タック県メーソートの税関検問所で4月21日、22輪の大型タンクローリーが検挙され、軽油16,000リットルが押収された。総額70万バーツ超に相当し、ミャンマー側への密輸目的と見られている。燃料価格が高止まりする中で、補助金付きタイ国内ディーゼルを国境越しに転売する動きが顕在化している。
押収場所はメーソート自然境界付近で、ミャンマーのミャワディー対岸に位置する。タンクローリーは積み荷の通関手続きを経ず国境方向に走行しており、税関職員が不審車両として検査、軽油の密輸を確認した。ドライバーの身柄と車両は税関当局が押さえており、積み荷の売却先・指令系統の捜査が続く。
同じ国境エリアでは4月13日、ター・ソンヤン郡の治安当局が密輸グループ3人を逮捕し、軽油約2,800リットルを押収している。メー・タン区からモエイ川沿いの森林プランテーション経由でミャンマー側に流す予定だった。2週間足らずで連続摘発が続いており、地域全体として密輸ルートの組織的な運用が示唆される。

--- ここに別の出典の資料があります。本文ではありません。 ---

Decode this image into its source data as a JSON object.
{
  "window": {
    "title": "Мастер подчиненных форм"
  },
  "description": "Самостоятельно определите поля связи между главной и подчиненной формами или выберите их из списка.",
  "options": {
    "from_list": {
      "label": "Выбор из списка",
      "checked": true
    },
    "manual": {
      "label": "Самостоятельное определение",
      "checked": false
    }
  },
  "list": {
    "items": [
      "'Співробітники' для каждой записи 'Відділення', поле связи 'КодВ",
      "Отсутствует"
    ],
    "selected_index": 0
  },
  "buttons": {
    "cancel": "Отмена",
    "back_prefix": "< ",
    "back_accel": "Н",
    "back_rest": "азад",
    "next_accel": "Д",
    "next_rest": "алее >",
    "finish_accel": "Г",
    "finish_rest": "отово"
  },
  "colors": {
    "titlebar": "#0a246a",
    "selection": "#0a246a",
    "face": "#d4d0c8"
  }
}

背景には、タイの石油燃料基金によるディーゼル価格補助がある。先に報じた4月21日のディーゼル1.20バーツ値下げで41.70バーツのように、政府が補助金で小売価格を抑えている一方、ミャンマー側では補助なしの輸入価格で流通するため、国境を越えるだけで数バーツから十バーツ単位の価格差が生まれる。補助金目当ての密輸は、タイ納税者の負担で他国消費者を利する逆行構図となる。
既存事件との連続性も見える。先にスラート・タニーの石油備蓄倉庫で2月210万L→3月40万Lへ販売が80%激減した件や、トラート沖で鶏肉偽装の密輸船が沈没した件など、燃料・食品の国境密輸は近年急増しており、摘発が追いかける構図が続く。
在住者にとっては他人事ではない。補助金が密輸で他国に流出すれば、その穴埋めは結局のところ国内の税金・電気代・VATで補われる構造である。4月21日の1.20バーツ値下げのような局所的な朗報の裏で、基金の赤字圧力は密輸摘発の結果次第で大きく左右される。